Whenever anyone in the community is struggling, the Bentons are there for support.
“If they know them and there's been a death or sickness, they pop right in to help in whatever way they can. Whether it's food or whatever,” Mr. Nance said.
“And they don't just bring a little thing of potato salad. No, when they come, it's a platter of chicken and the potato salad and the whole works.”
He added, “...any organization or anybody in need. Ricky Benton's got a heart. And Miss Dianne.”
Alice Benton, Ricky Benton's mother expressed her gratitude for a wonderful, hard-working family, saying she is “just so proud of them.”
Giving back to the community and those in need was always important to Mr. Benton, according to his mother, who explained that even before Black's Tire was as successful as it is now, one family in the community was extremely poor and the father had died. Mr. Benton donated money to help them in their troubles.

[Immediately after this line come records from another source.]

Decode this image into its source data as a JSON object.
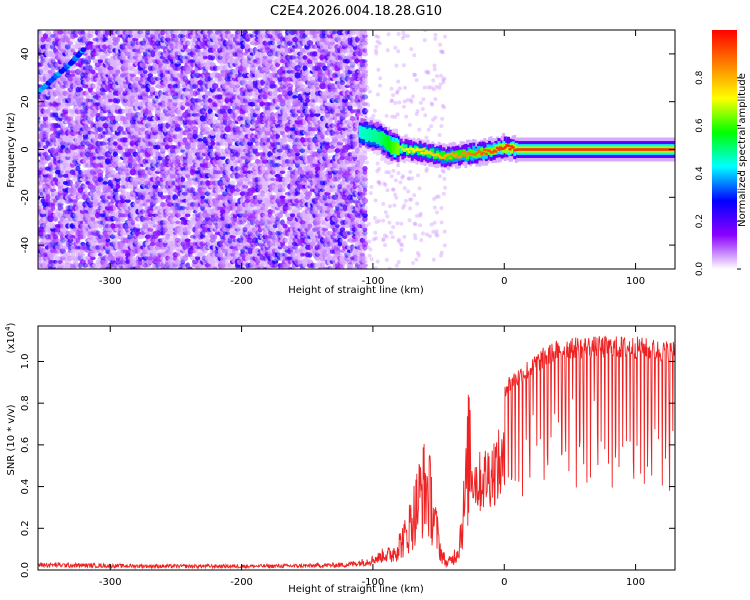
{
  "figure_title": "C2E4.2026.004.18.28.G10",
  "chart_data": [
    {
      "type": "heatmap",
      "id": "spectrogram",
      "title": "C2E4.2026.004.18.28.G10",
      "xlabel": "Height of straight line (km)",
      "ylabel": "Frequency (Hz)",
      "xlim": [
        -355,
        130
      ],
      "ylim": [
        -50,
        50
      ],
      "xticks": [
        -300,
        -200,
        -100,
        0,
        100
      ],
      "yticks": [
        -40,
        -20,
        0,
        20,
        40
      ],
      "colorbar": {
        "label": "Normalized spectral amplitude",
        "range": [
          0.0,
          1.0
        ],
        "ticks": [
          0.0,
          0.2,
          0.4,
          0.6,
          0.8
        ],
        "colormap": [
          "#ffffff",
          "#8a00ff",
          "#0000ff",
          "#00ffff",
          "#00ff00",
          "#ffff00",
          "#ff8000",
          "#ff0000"
        ]
      },
      "noise_region": {
        "x_start": -355,
        "x_end": -105,
        "amplitude": 0.15
      },
      "diagonal_feature": [
        [
          -355,
          24
        ],
        [
          -330,
          36
        ],
        [
          -320,
          42
        ]
      ],
      "signal_track": [
        {
          "x": -110,
          "y": 7,
          "amplitude": 0.45
        },
        {
          "x": -95,
          "y": 5,
          "amplitude": 0.5
        },
        {
          "x": -85,
          "y": 1,
          "amplitude": 0.6
        },
        {
          "x": -75,
          "y": 0,
          "amplitude": 0.7
        },
        {
          "x": -60,
          "y": -1,
          "amplitude": 0.75
        },
        {
          "x": -45,
          "y": -3,
          "amplitude": 0.8
        },
        {
          "x": -30,
          "y": -2,
          "amplitude": 0.85
        },
        {
          "x": -15,
          "y": -1,
          "amplitude": 0.9
        },
        {
          "x": 0,
          "y": 1,
          "amplitude": 0.95
        },
        {
          "x": 10,
          "y": 0,
          "amplitude": 0.95
        },
        {
          "x": 130,
          "y": 0,
          "amplitude": 0.95
        }
      ]
    },
    {
      "type": "line",
      "id": "snr",
      "xlabel": "Height of straight line (km)",
      "ylabel": "SNR (10 * v/v)",
      "y_multiplier_label": "(x10",
      "y_multiplier_exp": "4",
      "y_multiplier_close": ")",
      "xlim": [
        -355,
        130
      ],
      "ylim": [
        0.0,
        1.17
      ],
      "xticks": [
        -300,
        -200,
        -100,
        0,
        100
      ],
      "yticks": [
        0.0,
        0.2,
        0.4,
        0.6,
        0.8,
        1.0
      ],
      "series": [
        {
          "name": "SNR",
          "color": "#ee2222",
          "x": [
            -355,
            -300,
            -250,
            -200,
            -150,
            -120,
            -105,
            -95,
            -85,
            -75,
            -68,
            -64,
            -60,
            -56,
            -52,
            -48,
            -44,
            -40,
            -35,
            -30,
            -27,
            -24,
            -20,
            -15,
            -10,
            -5,
            0,
            10,
            20,
            30,
            40,
            50,
            60,
            70,
            80,
            90,
            100,
            110,
            120,
            130
          ],
          "values": [
            0.025,
            0.02,
            0.018,
            0.018,
            0.02,
            0.025,
            0.04,
            0.06,
            0.1,
            0.2,
            0.35,
            0.45,
            0.5,
            0.42,
            0.25,
            0.1,
            0.04,
            0.06,
            0.12,
            0.4,
            0.7,
            0.85,
            0.75,
            0.8,
            0.85,
            0.9,
            0.9,
            0.95,
            1.0,
            1.05,
            1.08,
            1.1,
            1.1,
            1.1,
            1.1,
            1.1,
            1.1,
            1.09,
            1.08,
            1.08
          ]
        }
      ]
    }
  ]
}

He's humble, she said, and hasn't reported to her everything he has done for others.
“I am so happy he's getting this honor because he truly deserves it,” Mrs. Benton said. “I don't know what I would have done without him. The Lord has blessed me.”
It seems that as the Bentons—these “silent partners”—have built a life and a business together, they've scarcily wasted a moment of giving back their bounty to the people and organizations they care about. And working under the radar suits them just fine.